From an aesthetic point of view, I believe my friend Chris said it best when he remarked, “Dude, you look like you’re in pajamas.”
Czech Digital – is actually a work uniform, as opposed to a field uniform, which explains why I can’t find any photographs of Czech troops actually using this uniform. While the pattern works well at night, the same could be said of almost any dark, green-based pattern. As a work uniform, I guess the pattern would hide grease stains well, which is about all I can say of it.

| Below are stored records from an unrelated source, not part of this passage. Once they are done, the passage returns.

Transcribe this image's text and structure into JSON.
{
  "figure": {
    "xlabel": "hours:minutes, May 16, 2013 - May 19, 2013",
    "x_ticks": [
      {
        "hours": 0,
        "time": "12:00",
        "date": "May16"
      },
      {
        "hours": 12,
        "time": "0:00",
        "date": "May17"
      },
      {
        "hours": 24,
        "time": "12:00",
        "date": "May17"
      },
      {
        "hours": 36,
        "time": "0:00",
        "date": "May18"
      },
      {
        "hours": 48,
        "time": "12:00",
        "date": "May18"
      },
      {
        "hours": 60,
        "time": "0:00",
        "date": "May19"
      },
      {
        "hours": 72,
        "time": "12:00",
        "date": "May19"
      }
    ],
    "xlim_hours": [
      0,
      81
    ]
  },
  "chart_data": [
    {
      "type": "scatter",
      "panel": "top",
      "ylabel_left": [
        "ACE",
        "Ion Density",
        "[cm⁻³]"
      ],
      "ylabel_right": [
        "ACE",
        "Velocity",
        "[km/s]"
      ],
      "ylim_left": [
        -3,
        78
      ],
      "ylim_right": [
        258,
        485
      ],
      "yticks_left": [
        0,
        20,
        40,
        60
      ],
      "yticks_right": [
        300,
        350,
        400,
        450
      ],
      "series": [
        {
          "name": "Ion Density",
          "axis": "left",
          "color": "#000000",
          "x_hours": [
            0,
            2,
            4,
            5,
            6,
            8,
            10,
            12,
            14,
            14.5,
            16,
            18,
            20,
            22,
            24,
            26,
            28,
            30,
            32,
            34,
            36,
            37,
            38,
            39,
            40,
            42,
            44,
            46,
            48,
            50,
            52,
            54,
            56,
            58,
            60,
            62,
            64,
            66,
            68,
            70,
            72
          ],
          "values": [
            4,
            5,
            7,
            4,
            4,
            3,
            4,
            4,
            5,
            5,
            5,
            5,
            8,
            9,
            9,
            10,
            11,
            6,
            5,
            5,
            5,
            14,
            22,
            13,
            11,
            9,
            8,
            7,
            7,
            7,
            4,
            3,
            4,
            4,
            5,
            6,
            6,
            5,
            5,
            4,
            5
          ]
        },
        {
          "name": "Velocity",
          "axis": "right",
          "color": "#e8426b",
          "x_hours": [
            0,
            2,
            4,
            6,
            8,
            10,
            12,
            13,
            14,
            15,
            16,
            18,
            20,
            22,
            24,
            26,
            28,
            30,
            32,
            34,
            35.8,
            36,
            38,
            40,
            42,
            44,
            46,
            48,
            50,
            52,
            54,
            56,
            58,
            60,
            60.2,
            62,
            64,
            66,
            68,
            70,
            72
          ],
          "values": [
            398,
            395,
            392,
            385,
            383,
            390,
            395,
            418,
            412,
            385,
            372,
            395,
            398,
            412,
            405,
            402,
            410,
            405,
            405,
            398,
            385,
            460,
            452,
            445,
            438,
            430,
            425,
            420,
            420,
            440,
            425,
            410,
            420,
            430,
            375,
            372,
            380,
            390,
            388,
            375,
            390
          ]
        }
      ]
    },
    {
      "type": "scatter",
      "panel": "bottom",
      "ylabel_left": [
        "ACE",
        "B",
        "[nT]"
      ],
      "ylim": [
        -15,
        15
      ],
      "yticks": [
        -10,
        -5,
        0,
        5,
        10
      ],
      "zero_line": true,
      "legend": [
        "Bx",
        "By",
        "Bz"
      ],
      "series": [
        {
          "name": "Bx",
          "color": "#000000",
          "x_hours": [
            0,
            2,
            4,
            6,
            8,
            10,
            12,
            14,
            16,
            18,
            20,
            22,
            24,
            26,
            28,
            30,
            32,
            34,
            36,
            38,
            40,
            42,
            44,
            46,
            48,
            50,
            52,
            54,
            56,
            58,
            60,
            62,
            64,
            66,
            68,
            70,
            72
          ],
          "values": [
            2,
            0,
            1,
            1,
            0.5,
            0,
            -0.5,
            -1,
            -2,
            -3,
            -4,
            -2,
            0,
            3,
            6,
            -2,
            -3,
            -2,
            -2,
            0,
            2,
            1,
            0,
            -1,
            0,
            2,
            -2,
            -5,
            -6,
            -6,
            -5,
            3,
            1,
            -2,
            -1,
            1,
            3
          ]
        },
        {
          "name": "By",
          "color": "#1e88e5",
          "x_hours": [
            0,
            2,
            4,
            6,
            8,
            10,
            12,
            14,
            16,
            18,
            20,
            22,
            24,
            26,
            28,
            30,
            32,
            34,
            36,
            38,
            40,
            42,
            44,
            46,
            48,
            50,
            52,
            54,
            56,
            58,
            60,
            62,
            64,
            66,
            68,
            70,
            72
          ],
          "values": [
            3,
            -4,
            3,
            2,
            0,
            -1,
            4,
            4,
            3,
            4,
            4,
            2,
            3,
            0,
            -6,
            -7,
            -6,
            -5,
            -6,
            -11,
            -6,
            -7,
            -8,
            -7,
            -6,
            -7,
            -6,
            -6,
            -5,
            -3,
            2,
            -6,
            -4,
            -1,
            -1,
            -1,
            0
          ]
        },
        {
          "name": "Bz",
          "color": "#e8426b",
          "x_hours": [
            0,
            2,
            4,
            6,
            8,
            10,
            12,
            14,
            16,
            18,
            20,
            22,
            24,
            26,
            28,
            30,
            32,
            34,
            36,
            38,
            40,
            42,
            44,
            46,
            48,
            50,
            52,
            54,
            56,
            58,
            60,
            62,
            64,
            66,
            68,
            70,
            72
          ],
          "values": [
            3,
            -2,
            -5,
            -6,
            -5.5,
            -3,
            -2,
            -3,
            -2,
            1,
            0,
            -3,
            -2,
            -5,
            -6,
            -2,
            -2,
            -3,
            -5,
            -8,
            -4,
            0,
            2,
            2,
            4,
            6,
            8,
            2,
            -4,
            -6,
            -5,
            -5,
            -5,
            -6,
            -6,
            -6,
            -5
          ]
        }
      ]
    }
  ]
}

The elastic band around the bottom of the shirt can lead to it rising up on the belly of the user. The lack of belt loops leaves the wearer reliant on a poorly-designed drawstring to keep the pants on his hips.Though the uniform bottom has a double-layer of material on front of the leg, there are no button-down cargo pockets, severely limiting your ability to stuff equipment in your pants. I would think this to be a real drawback for a work uniform
Flecktarn – This has long been a favorite of mine. I, my friends and my family have used this pattern in the woods for a while now and have been very pleased with the results.
Based on the WWII German dot pattern, this uniform uses flecks of color to break up the wearer’s outline, much like the modern digital patterns. Unlike the digital patterns, this has been around since 1976. It is a wonder to me why our military didn’t convert to a Flecktarn-style pattern decades ago.
There are many additional pieces of kit that are available in Flecktarn, including a wet weather suit, gloves, and chest rigs from Hessen Antique. You can find a good boonie hat in this pattern at RAP4.
Furthermore, there are different types of Flecktarn, from the arid Tropentarn used in desert areas to the high-elevation version used by the Chinese in Tibet. Aftermarket variations exist, such as one called AridFleck. There’s even an urban version made by Hyperstealth.
But I digress. The Flecktarn surplus uniform is both an excellent choice for its pattern, but also for its design and utility. Let’s start with the pants. The cuffs have elastic in them, which helps to seal them to your boots. I’m not sure if this feature is needed, but it’s there. If you dislike it, you can always perform minor surgery and remove the elastic altogether. There are two large cargo pockets on the thighs that close via snap-buttons. There are two traditional pockets (one on either side) on the hips. Lastly, a single cargo pocket is in the back, on the right buttock, though this one has no snaps to secure the top flap. The Flecktarn pants have belt loops, handy when you want to keep your pants up. The fly has a zipper and a button top. The Germans, being Europeans, arrange their zippers backwards. So, you’ll need to use your left hand to zip up your shirt and your parka.
The uniform top is by far the best of the three patterns I examined. Not only is the camouflage superior, but the design is extremely practical. It incorporates a design similar to the Swiss top, with breast pockets, a left bicep pocket and epaulettes. Unlike the Swiss top, the German Flecktarn shirt has more modern features. The shoulder straps are held in place using hook-and-loop fasteners. The cuffs of the sleeves are adjustable via hook-and-loop closures.
If you have a name tape, you can attach it to the left breast of the Flecktarn shirt or parka. Furthermore, the pocket on the left breast of the shirt has pen-holders built into the interior. The snap buttons on this uniform are painted black, though they do reflect light a bit, mostly from the flash of a camera.
The parka has much the same layout as the shirt. In addition, it has a hood, which can be tightened down by a drawstring. The waist can also be tightened via drawstring, and zipper-closed hand pockets provide ample storage space. There’s even an interior pocket on the left side. While not made to be a rain gear, I found it to be weather resistant, even in the middle of Hurricane Sandy.
Flecktarn is the clear winner for the temperate climate I’m in. If you live in a similar environment and want a good set of camouflage without spending a huge amount of money, I suggest you check out Swiss Link.